Editor’s note: Solveig Singleton is a senior analyst for the Competitive Enterprise Institute.
WASHINGTON,Washington D.C.’s marble floors and columns evoke images of ancient Rome, and the rhetorical flourishes at RECENT The Heritage debate between Senators George Allen and Lamar Alexander left it to the imagination to supply only togas.
Senator Alexander posed the question of whether to make the federal ban on special Internet taxes permanent as a conflict between federalism and unfunded mandates or even subsidies; Senator Allen, co-sponsor of a bill that would do so (S. 150), posed it as a question of a conflict between federalism and freedom. What issues underlie the terminological gap?
Senator Alexander’s central concern seemed to be to preserve existing states’ rights to tax traditional telephone service, and to allow states that are already doing so (about 20) to continue to tax broadband access…and maybe even Internet telephony. He would be willing to extend the current moratorium on discriminatory Internet taxes for two years as a cautionary measure, and has co-sponsored a bill to do so.
The broadband debate
Senator Allen wants to make the moratorium on discriminatory state Internet taxes permanent to avoid discouraging broadband deployment. Many states have already piled hefty special taxes on communications services, taxes amounting to as much as a quarter to a third of one’s phone bill. S.150 is intended to leave that status quo untouched, but to protect the Net from similar rapacious impulses, extending the moratorium to cover broadband and DSL taxes.
One puzzle was Senator Alexander’s description of a ban on Internet taxes as a subsidy to broadband or unfunded mandate on states. From the standpoint of a budget bureaucrat, letting people keep their own money is no different from a subsidy; there’s less money for the government. But from a private citizen’s perspective, there is a huge moral and economic difference between getting somebody else’s money (with a cut taken off the top by government agencies) and keeping more of one’s own earnings. Whatever the ultimate verdict on the tax moratorium, a subsidy it is not. And if it satisfies some dry, technical definition of an unfunded mandate, the tendency of some legislators to sympathize more with local governments for potential loss of revenue than with consumers for the hefty tax burden they are carrying is an extremely alarming one.
The real problem
A real problem with the original federal moratorium on state Internet taxes (sales taxes in particular) is that it spawned proposals for a uniform national tax collection system. That would likely mean higher taxes overall. States with high tax rates would squall if the national tax were set lower; states with low taxes would be unlikely to complain if they were set higher. Here, taxing and spending authorities have a conflict of interest with their own citizens.

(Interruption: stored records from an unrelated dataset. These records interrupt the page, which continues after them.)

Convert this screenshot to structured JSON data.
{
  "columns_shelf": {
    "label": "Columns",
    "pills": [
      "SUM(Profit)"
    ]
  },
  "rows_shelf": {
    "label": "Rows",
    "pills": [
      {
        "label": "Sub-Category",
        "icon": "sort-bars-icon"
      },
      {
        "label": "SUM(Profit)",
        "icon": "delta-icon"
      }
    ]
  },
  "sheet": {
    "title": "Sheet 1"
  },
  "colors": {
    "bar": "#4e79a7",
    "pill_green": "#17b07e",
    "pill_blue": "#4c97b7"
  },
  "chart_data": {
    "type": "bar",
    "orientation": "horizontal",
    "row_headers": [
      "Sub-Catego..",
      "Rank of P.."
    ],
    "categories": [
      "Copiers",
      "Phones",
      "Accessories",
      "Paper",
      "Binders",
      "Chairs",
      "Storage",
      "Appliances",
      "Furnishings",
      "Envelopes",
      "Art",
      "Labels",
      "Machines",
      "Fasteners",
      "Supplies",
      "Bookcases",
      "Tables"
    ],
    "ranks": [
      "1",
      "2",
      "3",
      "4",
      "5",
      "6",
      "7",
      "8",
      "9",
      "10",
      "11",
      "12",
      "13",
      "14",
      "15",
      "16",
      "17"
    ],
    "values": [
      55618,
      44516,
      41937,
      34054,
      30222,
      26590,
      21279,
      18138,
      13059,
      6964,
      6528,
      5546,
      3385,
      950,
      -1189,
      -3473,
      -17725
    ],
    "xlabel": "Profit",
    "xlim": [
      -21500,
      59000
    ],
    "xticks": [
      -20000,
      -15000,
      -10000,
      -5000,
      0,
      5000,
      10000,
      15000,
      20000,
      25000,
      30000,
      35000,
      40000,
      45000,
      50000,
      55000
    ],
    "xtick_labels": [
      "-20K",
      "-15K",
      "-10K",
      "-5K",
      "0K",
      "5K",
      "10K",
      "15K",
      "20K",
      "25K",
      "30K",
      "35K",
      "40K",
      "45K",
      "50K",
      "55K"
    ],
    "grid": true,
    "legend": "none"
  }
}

Now, Senator Allen’s bill is intended as permanent protection of interstate commerce from special taxes, not to support a state tax cartel. Does it unfairly restrict the ability of states to protect their revenue base? Not really. States have options; they just don’t want to use them. For example, they might enforce “use taxes”…use taxes are the often-not-collected taxes that states impose on products that their citizens have bought out of state. They might try to raise income taxes or general business taxes. States resist this because voters are likely hold them accountable for these direct taxes and force them to discipline spending, the real solution to state budgetary woes. All in all, this is probably not a bad thing.
But how can we help ensure that federal legislators will hold to a moratorium? That is the ultimate question, and there are no answers yet.